It is not the critic who counts; not the man who points out how the strong man stumbles, or where the doer of deeds could have done them better. The credit belongs to the man who is actually in the arena, whose face is marred by dust and sweat and blood; who strives valiantly; who errs, who comes short again and again, because there is no effort without error and shortcoming; but who does actually strive to do the deeds; who knows great enthusiasms, the great devotions; who spends himself in a worthy cause; who at the best knows in the end the triumph of high achievement, and who at the worst, if he fails, at least fails while daring greatly, so that his place shall never be with those cold and timid souls who neither know victory nor defeat. —Theodore Roosevelt
Before I go further, I must clarify a few things:
- There is a time to every purpose and your time is not always the time.
- Sometimes, we must retreat so we may live to fight another day.
- I’m not talking about life or death situations, though, there seem to be some parallels.
Life presents many opportunities for us to quit: relationships, businesses, diets, projects, etc. Most of these situations are not epic in scope, but we do develop patterns. Often, decisions we make on the “little” things build habits in how we approach the “big” things. We form habits of discipline, resolve, and determination, as well as sloth, retreat, and leaving things incomplete, one day at a time. To “stay in the fight” is to persist:
- When things get tough.
- When you are unsure.
- When you feel fear.
- When no one seems to listen.
- When no one seems to care.
- When it seems that there are no options.
- When you are lost.
- When there is no hope.
- When it hurts.
- When it seems unfair.
- When you feel depleted.
- When everything in you tells you to quit.
It seems trite to say that “pushing through” determines success but it bears repeating. Pushing through dictates success. No one achieves anything without facing barriers and moving past them. We all know this yet we continue to give up when things get tough. We reach that point where “we’ve had enough” or “it’s run it’s course.” We’re done.
For those of you who have followed my writing over the years, you know that I believe in finding the “stones” that help us to cross the “raging rivers” of our lives. It is easy for me to tell you to “suck it up,” “get over it,” or “quit crying” but that doesn’t really help, does it? We get stuck for many reasons and if we could simply wave a wand and be tougher, more determined, or less fearful we would do it, right?

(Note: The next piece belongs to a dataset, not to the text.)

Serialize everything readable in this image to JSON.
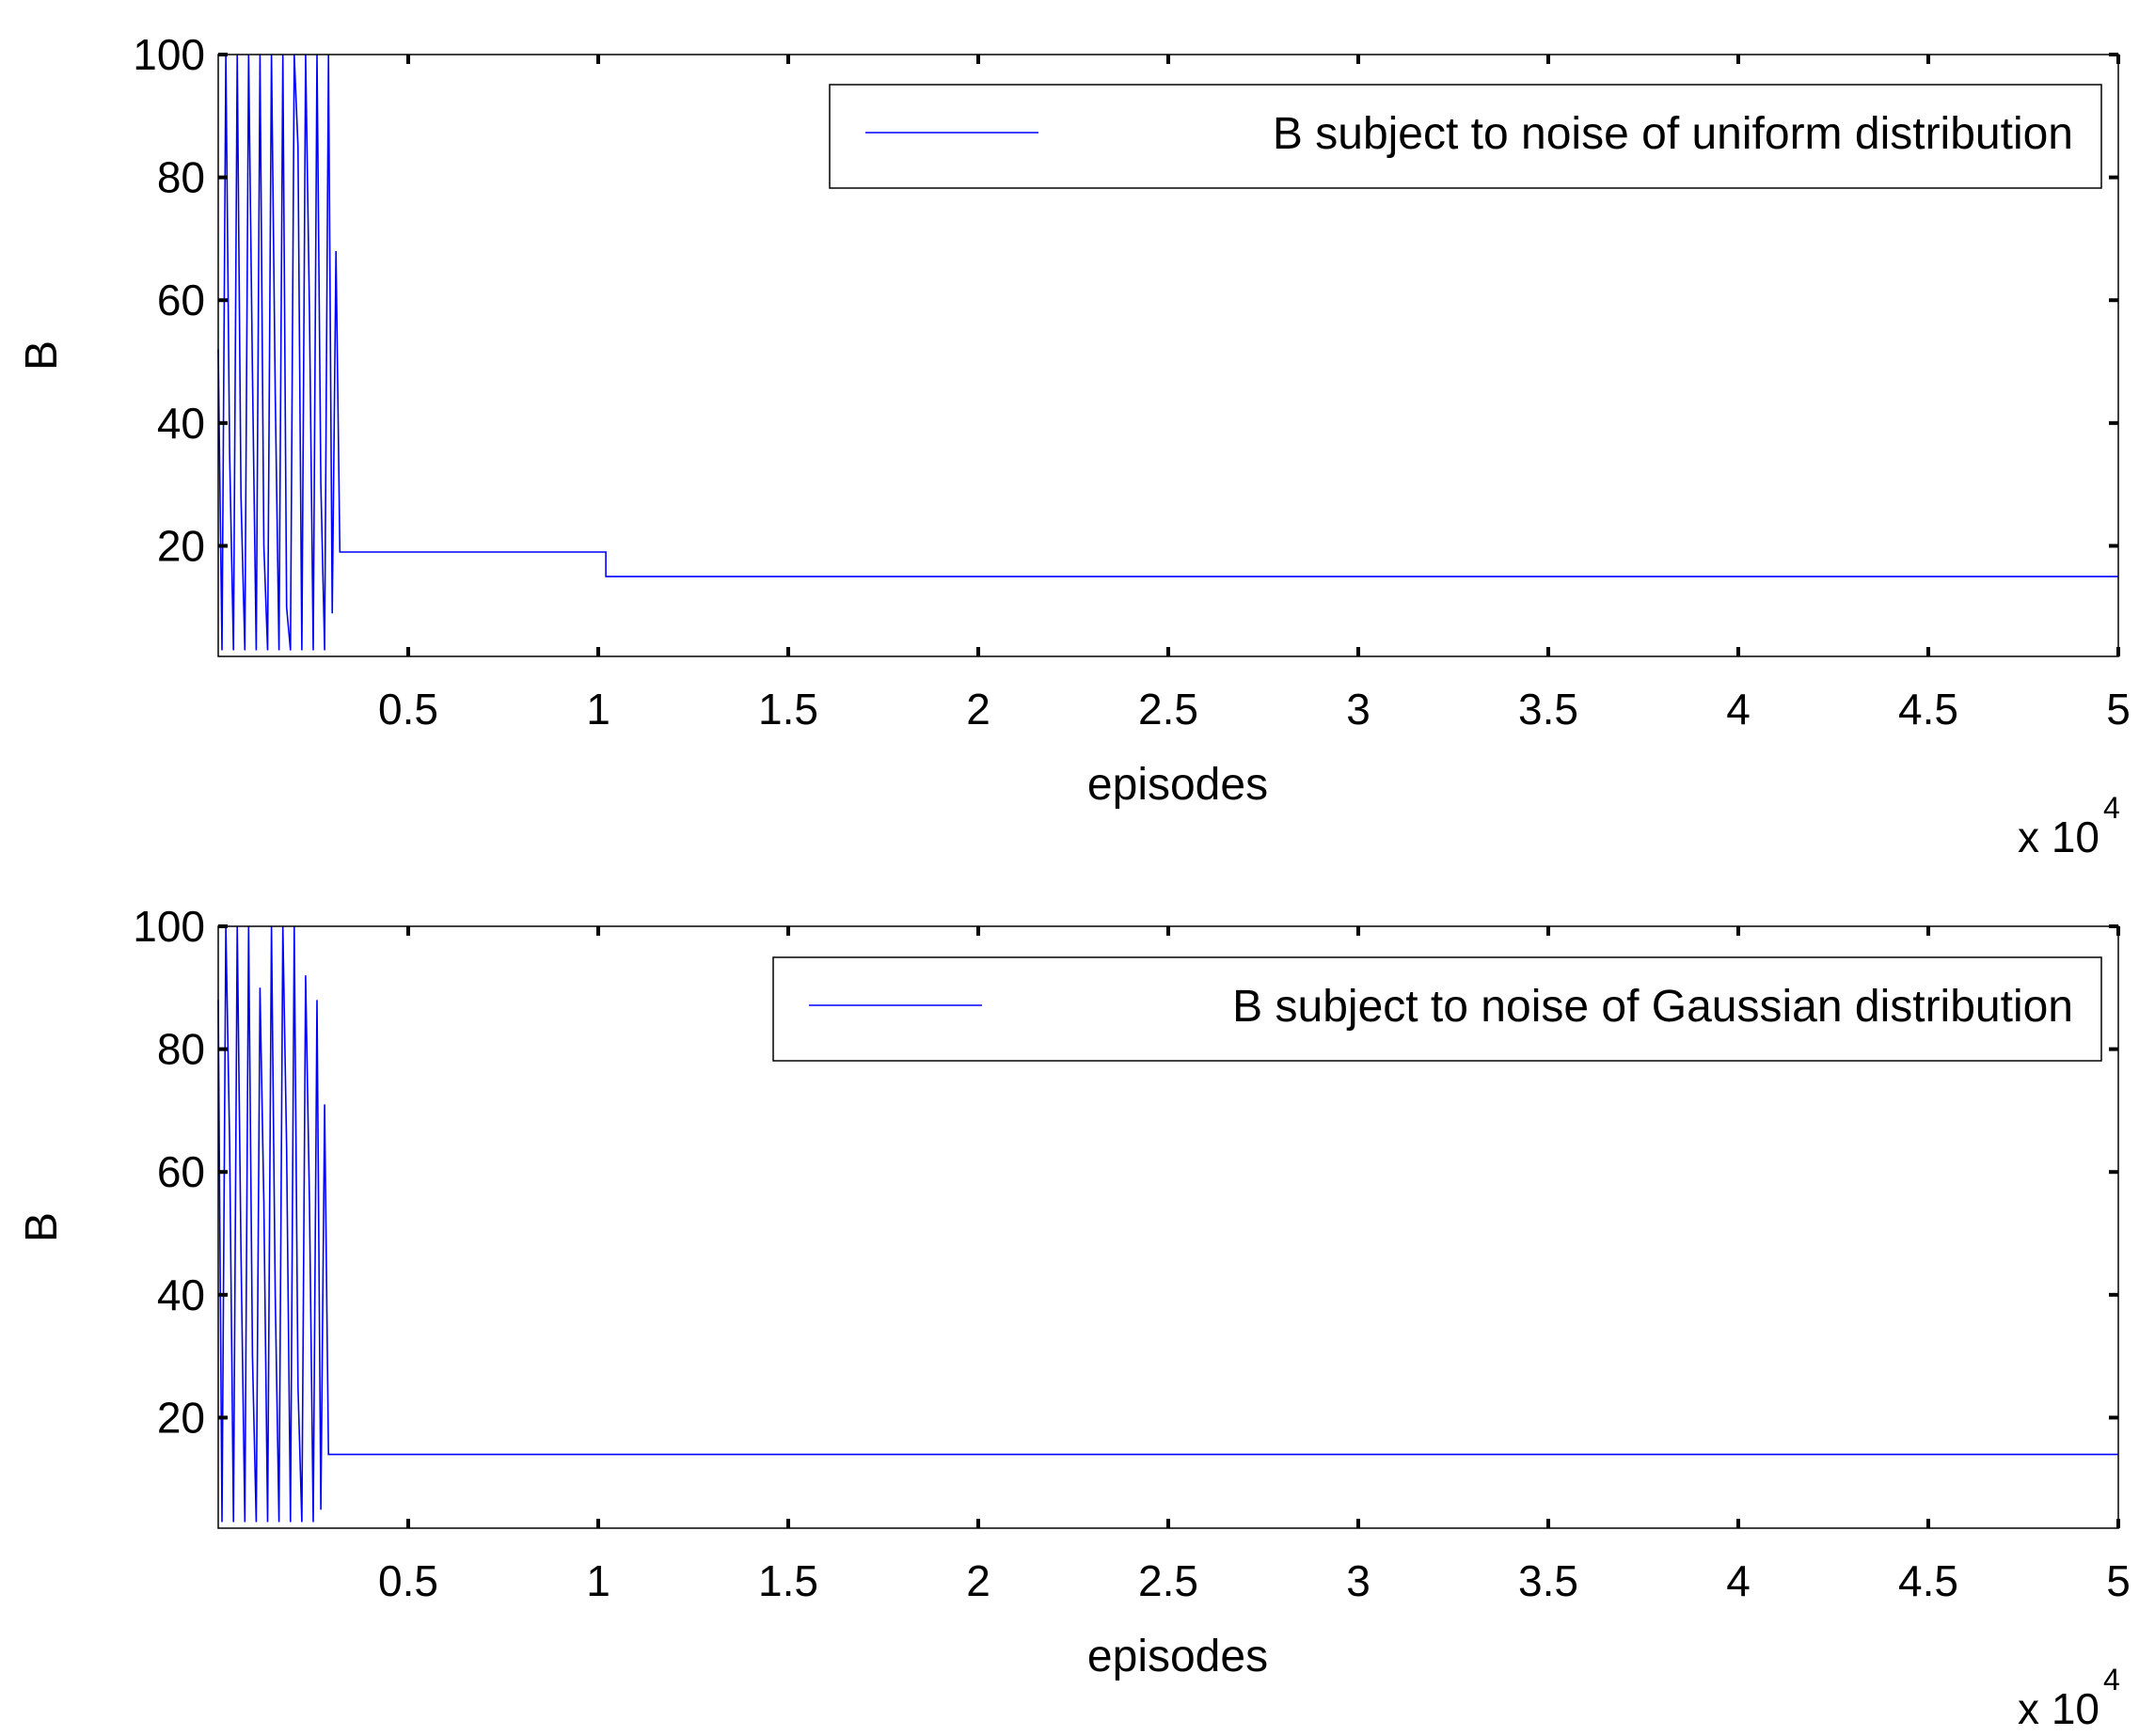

Quite often, finding the next stone to help you across requires more than simply looking in front of you. Part of the trick to staying in the fight when things are overwhelming is to be open to new definitions of success along the way. Yes, we need to muster our will and be determined to push through. However, we also need to flex and adjust along the way. This may mean we need to change our destination a bit and shift in new directions. This may require that we let go of certain things while reaching for others.
Part of the trick to staying in the fight when things are overwhelming is to be open to new definitions of success along the way.
Another metaphor that comes to mind when I think of the shifts we sometimes need to make is a tree in a storm. When the winds come blowing and threaten to tear things apart, the trees that survive bend and sway with those winds. If they went completely rigid, the wind would tear them down but a bit of “give” enables them to withstand the pressures of the wind and survive. We often become rigid in our hopes and ambitions: there is a certain definition of success and we hold onto it obsessively. We all do it: relationships, jobs, choices. What might happen if we redefine our objectives as we go? We flex and bend with changes in the wind.
Ultimately, staying in the fight is not throwing our rigid selves against unyielding rocks until we, or the rocks, break. Persistence, determination, endurance, and fortitude are all about strength AND flexibility. Staying the course requires us to make adjustments in our attitude, approach, effort, and timing along the way to our objective. Sometimes., we have to adjust our objective and that is OK. When we quit, we retreat. We stop. We allow ourselves a pass and say it’s OK to not push through, not find a way, or not finish something we started.
…staying in the fight is not throwing our rigid selves against unyielding rocks until we, or the rocks, break.
As you face the barriers before you, and find yourself considering the option of quitting, take a moment and consider bending a bit. Is there a way around the barrier? Is it time to readjust the objective? Are you closer to your goal than you realize? If you are thinking of giving up on another person, ask yourself what is unendurable in your relationship and if that is a result of an expectation or inflexibility to which you cling. Is there a way to redefine success in your relationship? Then, stay in the fight and see where it takes you.